As lâminas jamais paravam, os canos dos rifles continuavam quentes, e a chama nos olhos nunca se apagava. Os seis giravam ao redor do abrigo como uma máquina de moer carne, devorando multidões de mortos-vivos.

Mortos-vivos continuavam a sair da floresta, cambaleantes, reunindo-se incessantemente ao redor do abrigo.

O tempo passava lentamente, a velocidade de aglomeração diminuía, o número deles rareava. Zhou Ning e os demais já haviam descido, ampliando o alcance da máquina de moer carne, o que aumentava bastante a eficiência.

Mais um carregador vazio. Tang Yuan, vendo ao longe a horda se mover, lançou as duas últimas granadas em direção a uma loja à frente.

O estrondo das explosões fez a horda entrar em frenesi, empurrando-se uns aos outros em direção ao ponto de impacto.

Aproveitando a confusão, ele recuou para a escuridão, dirigindo-se ao abrigo.

O canteiro de obras restava devastado, com apenas alguns mortos-vivos vagando pelos cantos, o mesmo se repetia no bosque.

Ao longe, a luz do prédio era como um farol no mar; tênue, mas capaz de rasgar a escuridão com seu brilho.

Cruzando o caminho estreito, o abrigo surgiu à frente, erguendo-se silencioso em meio a um mar de sangue e montanhas de cadáveres.

Quantos mortos-vivos haviam sido eliminados? Ninguém sabia. Sabiam apenas que as lâminas estavam cegas, o sangue cobria os tornozelos.

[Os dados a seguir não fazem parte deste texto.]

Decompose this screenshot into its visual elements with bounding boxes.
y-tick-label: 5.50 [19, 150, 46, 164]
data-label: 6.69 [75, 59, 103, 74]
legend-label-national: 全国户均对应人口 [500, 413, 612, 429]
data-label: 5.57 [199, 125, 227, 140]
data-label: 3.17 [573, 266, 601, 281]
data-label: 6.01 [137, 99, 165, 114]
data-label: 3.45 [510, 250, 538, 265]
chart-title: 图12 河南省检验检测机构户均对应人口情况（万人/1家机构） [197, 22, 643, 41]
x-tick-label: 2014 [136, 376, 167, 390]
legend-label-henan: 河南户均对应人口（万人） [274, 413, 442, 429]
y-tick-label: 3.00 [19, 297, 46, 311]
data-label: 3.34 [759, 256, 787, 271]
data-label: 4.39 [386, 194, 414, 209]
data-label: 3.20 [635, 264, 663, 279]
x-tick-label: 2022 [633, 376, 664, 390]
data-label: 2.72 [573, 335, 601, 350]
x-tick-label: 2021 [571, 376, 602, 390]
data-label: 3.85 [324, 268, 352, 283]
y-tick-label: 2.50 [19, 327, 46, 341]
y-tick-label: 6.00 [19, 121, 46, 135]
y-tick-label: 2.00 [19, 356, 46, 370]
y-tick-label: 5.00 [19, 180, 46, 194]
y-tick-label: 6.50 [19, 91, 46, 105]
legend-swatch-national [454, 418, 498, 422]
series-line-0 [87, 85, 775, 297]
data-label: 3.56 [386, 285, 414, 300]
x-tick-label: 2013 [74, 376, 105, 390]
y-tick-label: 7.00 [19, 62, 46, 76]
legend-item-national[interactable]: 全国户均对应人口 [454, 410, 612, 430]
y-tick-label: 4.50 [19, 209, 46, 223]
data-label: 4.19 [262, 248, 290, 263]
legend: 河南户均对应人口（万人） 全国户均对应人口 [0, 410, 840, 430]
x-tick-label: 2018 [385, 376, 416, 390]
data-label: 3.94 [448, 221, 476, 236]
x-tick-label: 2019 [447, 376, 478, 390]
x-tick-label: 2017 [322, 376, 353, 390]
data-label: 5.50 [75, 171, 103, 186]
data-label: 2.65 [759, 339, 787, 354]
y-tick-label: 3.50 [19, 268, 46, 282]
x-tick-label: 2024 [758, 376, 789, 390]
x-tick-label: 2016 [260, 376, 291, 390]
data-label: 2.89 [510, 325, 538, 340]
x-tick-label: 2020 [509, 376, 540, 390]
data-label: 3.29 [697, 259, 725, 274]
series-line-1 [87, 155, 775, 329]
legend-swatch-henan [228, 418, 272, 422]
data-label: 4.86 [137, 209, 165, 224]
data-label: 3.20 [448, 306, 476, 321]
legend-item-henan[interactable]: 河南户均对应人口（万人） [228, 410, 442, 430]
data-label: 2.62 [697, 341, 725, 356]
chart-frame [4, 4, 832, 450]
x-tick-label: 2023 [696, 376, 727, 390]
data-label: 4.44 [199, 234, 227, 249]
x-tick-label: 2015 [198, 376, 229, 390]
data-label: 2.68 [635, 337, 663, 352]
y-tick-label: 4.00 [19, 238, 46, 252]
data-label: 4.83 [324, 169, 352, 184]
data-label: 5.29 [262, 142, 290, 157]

O suor encharcava as roupas, misturando-se ao sangue, grudando o tecido ao corpo. Incômodo? Não, pois ninguém sentia nada, não havia tempo para isso. Os peitos arfavam, ardendo como fogo, o ar exalado parecia em brasa.

Seres humanos não são máquinas; por mais fortes que sejam, também se cansam.

Mas ninguém parava, pois todos sustentavam uma raiva silenciosa no peito, que os impedia de parar ou cair, impulsionando-os a continuar brandindo a lâmina, cada vez mais pesada.

O corpo de Zhao Xingrong foi recuperado, já mutilado além do reconhecimento, repousando silenciosamente no canto do prédio.

Tang Yuan olhou para ele em silêncio, retirou a corda da besta que lhe pertencia e a colocou sobre seu peito. Então girou e desceu as escadas, pois tinha uma missão a cumprir, uma missão de todos eles.